Certaines des critiques les plus virulentes qui ont visé la proposition relative à la SPE sont venues de la CES et de ses membres, qui craignent, à juste titre, que cette forme juridique puisse être utilisée par les entreprises dans le but d’échapper aux règles nationales sur l’implication des travailleurs. L’une des questions clés est de savoir si les SPE seraient autorisées à s’immatriculer dans un autre pays (« pays d’accueil ») que le pays dans lequel se trouve leur siège (« pays d’origine »).

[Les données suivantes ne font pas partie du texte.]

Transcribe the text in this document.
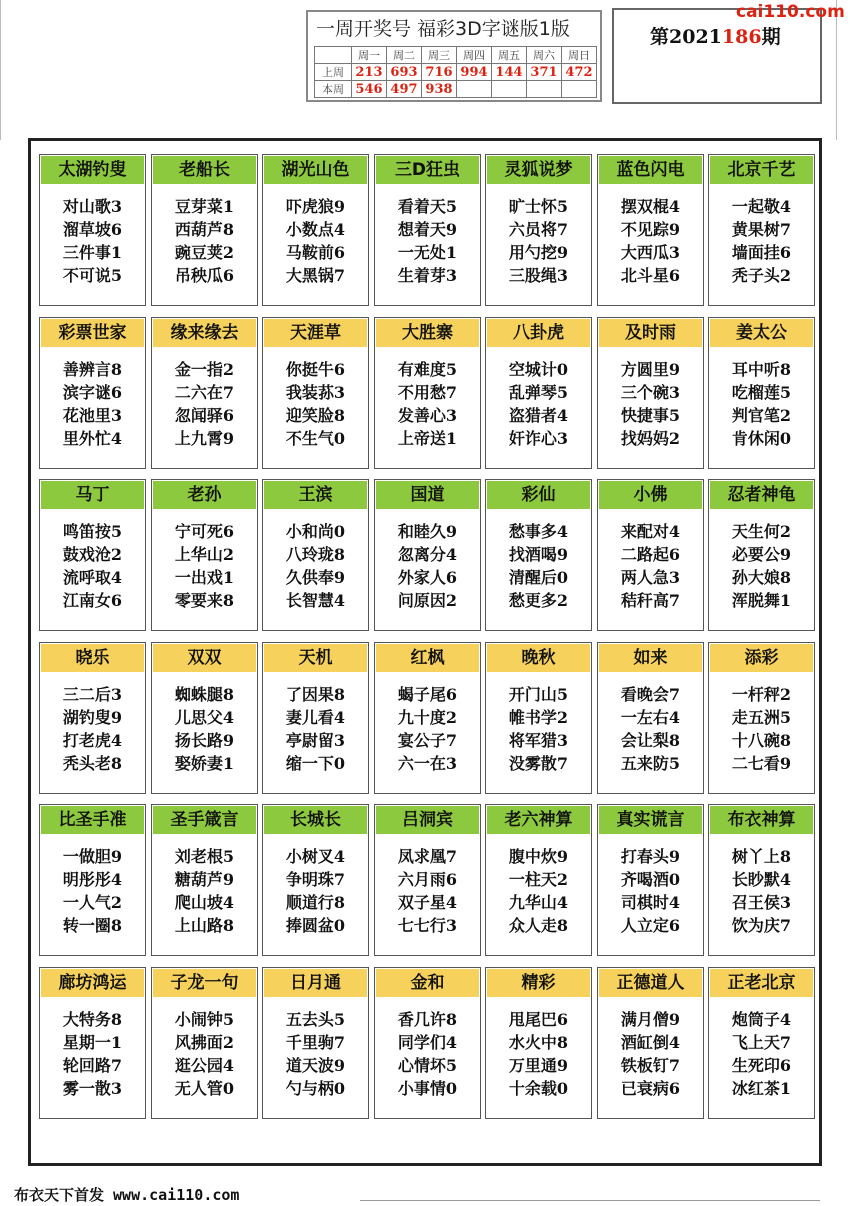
一周开奖号 福彩3D字谜版1版
	周一	周二	周三	周四	周五	周六	周日
上周	213	693	716	994	144	371	472
本周	546	497	938				
第2021186期
cai110.com
太湖钓叟
对山歌3
溜草坡6
三件事1
不可说5
老船长
豆芽菜1
西葫芦8
豌豆荚2
吊秧瓜6
湖光山色
吓虎狼9
小数点4
马鞍前6
大黑锅7
三D狂虫
看着天5
想着天9
一无处1
生着芽3
灵狐说梦
旷士怀5
六员将7
用勺挖9
三股绳3
蓝色闪电
摆双棍4
不见踪9
大西瓜3
北斗星6
北京千艺
一起敬4
黄果树7
墙面挂6
秃子头2
彩票世家
善辨言8
滨字谜6
花池里3
里外忙4
缘来缘去
金一指2
二六在7
忽闻驿6
上九霄9
天涯草
你挺牛6
我装荪3
迎笑脸8
不生气0
大胜寨
有难度5
不用愁7
发善心3
上帝送1
八卦虎
空城计0
乱弹琴5
盗猎者4
奸诈心3
及时雨
方圆里9
三个碗3
快捷事5
找妈妈2
姜太公
耳中听8
吃榴莲5
判官笔2
肯休闲0
马丁
鸣笛按5
鼓戏沧2
流呼取4
江南女6
老孙
宁可死6
上华山2
一出戏1
零要来8
王滨
小和尚0
八玲珑8
久供奉9
长智慧4
国道
和睦久9
忽离分4
外家人6
问原因2
彩仙
愁事多4
找酒喝9
清醒后0
愁更多2
小佛
来配对4
二路起6
两人急3
秸秆高7
忍者神龟
天生何2
必要公9
孙大娘8
浑脱舞1
晓乐
三二后3
湖钓叟9
打老虎4
秃头老8
双双
蜘蛛腿8
儿思父4
扬长路9
娶娇妻1
天机
了因果8
妻儿看4
亭尉留3
缩一下0
红枫
蝎子尾6
九十度2
宴公子7
六一在3
晚秋
开门山5
帷书学2
将军猎3
没雾散7
如来
看晚会7
一左右4
会让梨8
五来防5
添彩
一杆秤2
走五洲5
十八碗8
二七看9
比圣手准
一做胆9
明彤彤4
一人气2
转一圈8
圣手箴言
刘老根5
糖葫芦9
爬山坡4
上山路8
长城长
小树叉4
争明珠7
顺道行8
捧圆盆0
吕洞宾
凤求凰7
六月雨6
双子星4
七七行3
老六神算
腹中炊9
一柱天2
九华山4
众人走8
真实谎言
打春头9
齐喝酒0
司棋时4
人立定6
布衣神算
树丫上8
长眇默4
召王侯3
饮为庆7
廊坊鸿运
大特务8
星期一1
轮回路7
雾一散3
子龙一句
小闹钟5
风拂面2
逛公园4
无人管0
日月通
五去头5
千里驹7
道天波9
勺与柄0
金和
香几许8
同学们4
心情坏5
小事情0
精彩
甩尾巴6
水火中8
万里通9
十余载0
正德道人
满月僧9
酒缸倒4
铁板钉7
已衰病6
正老北京
炮筒子4
飞上天7
生死印6
冰红茶1
布衣天下首发 www.cai110.com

Si la séparation entre le pays d’accueil et le pays d’origine est autorisée, la législation du pays d’accueil pourrait prévaloir sur la législation du pays d’origine dans des domaines importants comme la participation des travailleurs. La SPE pourrait ainsi offrir aux entreprises implantées dans des pays où la participation des travailleurs est forte un moyen d’y « échapper » en s’immatriculant en tant que SPE dans un pays où les règles en la matière sont plus faibles, voire inexistantes. En dépit de quelques tentatives visant à mettre en place des garanties en faveur de la participation des travailleurs dans les versions révisées de la proposition, les syndicats jugent ces garanties insuffisantes pour protéger de nombreux types de dispositions en vigueur. Étrangement, alors que la SPE est censée concerner les PME, les propositions officielles ne prévoient pas de « plafond » quant au nombre de salariés des futures SPE. Par conséquent, les très grandes entreprises pourraient également adopter ce statut en théorie.

Les exigences de la CES sont claires : la SPE ne doit pas être instaurée comme un moyen permettant aux entreprises « d’échapper » au système de relations professionnelles de leur pays et d’ébranler l’Europe sociale. En mars 2011, la CES a publié un communiqué de presse faisant part de son inquiétude face à la proposition hongroise et, en avril 2011, le Comité exécutif de la CES a approuvé une résolution concernant l’établissement d’une norme minimale en matière d’information, de consultation et de participation des travailleurs, qui s’appliquerait à l’ensemble des formes juridiques de société européenne telles que la SPE1. À l’heure actuelle, le niveau d’instauration et de protection de l’implication des travailleurs le plus élevé au plan européen est fixé par législation relative à la SE. Conformément au principe de l’Europe sociale, les décideurs européens seraient bien inspirés de promouvoir et de respecter ces exigences minimales dans leurs efforts en faveur de la SPE.